De l’identification du risque à la prise de décision

La figure 3 illustre à l’aide d’un organigramme décisionnel les éléments à prendre en considération lorsqu’il s’agit de décider si une situation requiert le recours au principe de précaution. Bien entendu, l’incertitude scientifique sera d’emblée prise en considération dans l’analyse des cas où la gravité sera qualifiée de « faible » ou « moyenne ». Toutefois, pour les fins d’application du principe de précaution, l’examen de l’incertitude pour les risques dont les conséquences sont considérées graves ou irréversibles revêt une importance particulière, d’où la configuration spécifique du diagramme décisionnel. En effet, ce n’est que dans ce cas qu’on pourra véritablement considérer une décision dans le cadre du principe de précaution. Dans tous les autres cas, les décisions seront basées sur la gestion « classique » des risques et, le cas échéant, seront influencées par les éléments du paradigme de gestion de risque vus précédemment. En ce cas, la décision fait partie du domaine des politiques ou de la gouvernance des organismes publics et privés.

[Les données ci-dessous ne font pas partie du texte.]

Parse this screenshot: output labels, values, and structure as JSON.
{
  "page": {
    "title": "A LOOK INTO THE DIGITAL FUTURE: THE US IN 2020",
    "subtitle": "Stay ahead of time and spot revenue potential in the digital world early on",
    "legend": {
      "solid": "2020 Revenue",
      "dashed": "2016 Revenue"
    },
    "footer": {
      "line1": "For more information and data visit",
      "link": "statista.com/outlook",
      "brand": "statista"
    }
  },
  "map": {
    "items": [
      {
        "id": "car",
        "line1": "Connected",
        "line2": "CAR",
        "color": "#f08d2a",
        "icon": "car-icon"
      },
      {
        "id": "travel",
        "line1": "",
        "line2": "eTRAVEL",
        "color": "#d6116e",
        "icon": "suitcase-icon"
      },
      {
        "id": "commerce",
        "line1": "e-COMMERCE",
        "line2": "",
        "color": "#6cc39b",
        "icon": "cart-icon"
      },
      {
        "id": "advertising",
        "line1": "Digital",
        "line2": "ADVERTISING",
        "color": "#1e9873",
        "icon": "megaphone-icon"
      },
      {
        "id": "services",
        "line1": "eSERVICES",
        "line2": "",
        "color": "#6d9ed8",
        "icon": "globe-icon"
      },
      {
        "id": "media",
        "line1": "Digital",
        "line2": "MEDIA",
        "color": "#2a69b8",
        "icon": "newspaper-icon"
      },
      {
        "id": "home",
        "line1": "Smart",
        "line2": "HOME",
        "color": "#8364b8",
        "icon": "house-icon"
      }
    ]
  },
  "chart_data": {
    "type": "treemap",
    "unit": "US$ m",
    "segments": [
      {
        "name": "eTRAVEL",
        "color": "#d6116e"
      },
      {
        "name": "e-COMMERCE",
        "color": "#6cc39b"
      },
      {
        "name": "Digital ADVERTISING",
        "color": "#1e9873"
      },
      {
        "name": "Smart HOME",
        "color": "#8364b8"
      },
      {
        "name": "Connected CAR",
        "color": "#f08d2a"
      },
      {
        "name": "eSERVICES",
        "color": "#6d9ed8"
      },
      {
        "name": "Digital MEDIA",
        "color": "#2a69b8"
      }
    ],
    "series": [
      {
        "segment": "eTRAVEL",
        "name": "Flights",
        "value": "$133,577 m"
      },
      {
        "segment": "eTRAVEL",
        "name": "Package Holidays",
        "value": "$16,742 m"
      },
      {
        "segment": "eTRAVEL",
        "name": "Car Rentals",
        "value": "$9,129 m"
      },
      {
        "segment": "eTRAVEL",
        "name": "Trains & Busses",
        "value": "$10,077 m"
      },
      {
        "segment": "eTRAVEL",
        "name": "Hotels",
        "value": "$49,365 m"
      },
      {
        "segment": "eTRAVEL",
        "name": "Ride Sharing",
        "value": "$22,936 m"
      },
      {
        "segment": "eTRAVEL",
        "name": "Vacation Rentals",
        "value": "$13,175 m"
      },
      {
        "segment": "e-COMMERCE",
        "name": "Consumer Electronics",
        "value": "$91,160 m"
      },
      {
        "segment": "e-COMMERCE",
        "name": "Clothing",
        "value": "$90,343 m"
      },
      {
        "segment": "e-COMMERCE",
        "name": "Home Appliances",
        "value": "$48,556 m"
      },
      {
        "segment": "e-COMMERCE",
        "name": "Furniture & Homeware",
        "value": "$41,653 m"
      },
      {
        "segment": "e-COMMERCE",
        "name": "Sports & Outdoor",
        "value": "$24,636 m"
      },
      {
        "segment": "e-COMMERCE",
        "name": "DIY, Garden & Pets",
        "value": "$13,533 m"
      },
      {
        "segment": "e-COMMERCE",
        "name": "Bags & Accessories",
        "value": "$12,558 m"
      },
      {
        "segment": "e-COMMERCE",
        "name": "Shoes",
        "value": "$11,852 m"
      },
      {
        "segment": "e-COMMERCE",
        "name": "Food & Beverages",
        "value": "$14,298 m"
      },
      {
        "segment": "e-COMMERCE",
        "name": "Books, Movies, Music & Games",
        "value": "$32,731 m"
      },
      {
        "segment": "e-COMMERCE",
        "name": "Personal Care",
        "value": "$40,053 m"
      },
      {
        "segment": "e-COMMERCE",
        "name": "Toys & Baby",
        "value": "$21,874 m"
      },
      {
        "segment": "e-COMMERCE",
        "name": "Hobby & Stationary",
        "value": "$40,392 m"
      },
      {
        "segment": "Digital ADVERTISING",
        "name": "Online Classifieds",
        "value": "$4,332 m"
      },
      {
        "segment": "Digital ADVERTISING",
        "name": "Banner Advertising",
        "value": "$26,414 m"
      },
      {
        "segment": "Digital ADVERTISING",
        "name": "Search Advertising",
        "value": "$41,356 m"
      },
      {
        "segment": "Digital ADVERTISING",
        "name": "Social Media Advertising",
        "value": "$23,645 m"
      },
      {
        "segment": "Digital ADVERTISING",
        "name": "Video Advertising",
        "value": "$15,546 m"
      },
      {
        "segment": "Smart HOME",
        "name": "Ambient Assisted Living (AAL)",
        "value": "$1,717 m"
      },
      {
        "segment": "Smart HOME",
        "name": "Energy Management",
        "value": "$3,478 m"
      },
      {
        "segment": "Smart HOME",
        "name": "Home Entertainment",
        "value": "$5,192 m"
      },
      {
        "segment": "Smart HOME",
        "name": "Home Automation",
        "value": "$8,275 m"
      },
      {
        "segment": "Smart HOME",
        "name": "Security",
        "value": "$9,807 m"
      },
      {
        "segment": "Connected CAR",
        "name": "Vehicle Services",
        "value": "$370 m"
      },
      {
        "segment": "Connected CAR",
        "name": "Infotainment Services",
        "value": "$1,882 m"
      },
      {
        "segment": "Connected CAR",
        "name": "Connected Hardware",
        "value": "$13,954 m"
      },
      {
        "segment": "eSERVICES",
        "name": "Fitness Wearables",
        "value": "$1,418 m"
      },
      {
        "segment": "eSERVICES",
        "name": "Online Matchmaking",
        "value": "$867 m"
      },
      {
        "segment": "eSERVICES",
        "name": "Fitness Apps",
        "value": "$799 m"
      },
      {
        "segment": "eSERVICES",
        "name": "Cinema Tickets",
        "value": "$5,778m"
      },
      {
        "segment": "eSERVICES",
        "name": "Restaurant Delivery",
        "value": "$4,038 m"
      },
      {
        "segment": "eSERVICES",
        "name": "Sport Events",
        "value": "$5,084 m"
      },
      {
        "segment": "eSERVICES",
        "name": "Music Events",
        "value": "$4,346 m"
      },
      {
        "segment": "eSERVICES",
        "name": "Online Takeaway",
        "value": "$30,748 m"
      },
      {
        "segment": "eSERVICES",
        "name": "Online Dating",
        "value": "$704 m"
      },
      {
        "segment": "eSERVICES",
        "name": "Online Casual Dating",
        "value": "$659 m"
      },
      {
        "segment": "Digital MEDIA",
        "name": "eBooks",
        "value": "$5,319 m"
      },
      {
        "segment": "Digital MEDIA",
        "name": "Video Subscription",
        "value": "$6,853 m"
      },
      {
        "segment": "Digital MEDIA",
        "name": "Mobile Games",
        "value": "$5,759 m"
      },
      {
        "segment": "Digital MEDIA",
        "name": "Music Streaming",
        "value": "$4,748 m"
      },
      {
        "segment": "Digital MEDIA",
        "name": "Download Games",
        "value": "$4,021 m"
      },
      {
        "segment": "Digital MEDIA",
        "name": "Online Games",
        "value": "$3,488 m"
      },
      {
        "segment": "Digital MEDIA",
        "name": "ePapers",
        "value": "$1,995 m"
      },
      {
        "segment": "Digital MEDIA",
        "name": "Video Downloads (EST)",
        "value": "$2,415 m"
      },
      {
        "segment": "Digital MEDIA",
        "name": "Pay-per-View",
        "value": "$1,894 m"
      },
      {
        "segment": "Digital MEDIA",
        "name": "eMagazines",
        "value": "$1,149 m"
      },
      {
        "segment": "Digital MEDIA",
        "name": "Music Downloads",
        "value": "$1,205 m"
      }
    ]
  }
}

 Notons que la considération du principe de précaution et la prise de décision dans ce contexte crée en même temps l’obligation d’entreprendre une démarche proactive de réduction de l’incertitude. En d’autres termes, on ne peut pas « s’asseoir » sur une décision basée sur le principe de précaution, puisqu’une telle décision ne peut être que « temporaire », en attendant que d’autres preuves scientifiques viennent conforter ou contredire le sens de la décision. À titre d’illustration, l’Organisation mondiale du commerce prévoit que ses membres peuvent prendre des décisions basées sur le principe de précaution. Mais, « dans de telles circonstances, les membres s'efforceront d'obtenir des renseignements additionnels nécessaires pour procéder à une évaluation plus objective du risque et examineront en conséquence la mesure sanitaire ou phytosanitaire dans un délai raisonnable »(5). Une décision basée sur le principe de précaution est donc une décision intérimaire.

Conclusion

 L’élément clé du fondement d’une prise de décisions est la valeur probante de la science dont on dispose.  Mais lorsqu’on choisit d’appliquer le principe de précaution, c’est justement parce que la « science » est incertaine.  Les obligations de faire évoluer la science et de réexaminer les mesures prises selon cette évolution, devront être satisfaites.  Qu’arrive-t-il alors si cette évolution est non seulement lente, mais que la valeur probante de la science dont on dispose ne soit pas meilleure dans un an, dans cinq ans ou dans dix ans ?  Après combien de temps devrons-nous considérer que les mesures implantées ne sont plus proportionnelles – c’est-à-dire justifiées – à la gravité du risque ou encore doivent devenir permanentes ? Les réponses à ces questions ne s’imposent pas d’emblée;  elles doivent être élaborées minutieusement par rapport à la problématique spécifique, sous peine de voir dérailler le processus.  Malheureusement nous n’avons pas assez de recul sur l’application rigoureuse du principe de précaution dans des domaines variés, en particulier en santé et sécurité du travail pour répondre avec certitude aux questions soulevées.  Cependant, les poser permet de renforcer l’idée que ce principe ne doit pas être invoqué à la légère comme nous le rappelle de temps en temps le philosophe français Bruno Latour (6).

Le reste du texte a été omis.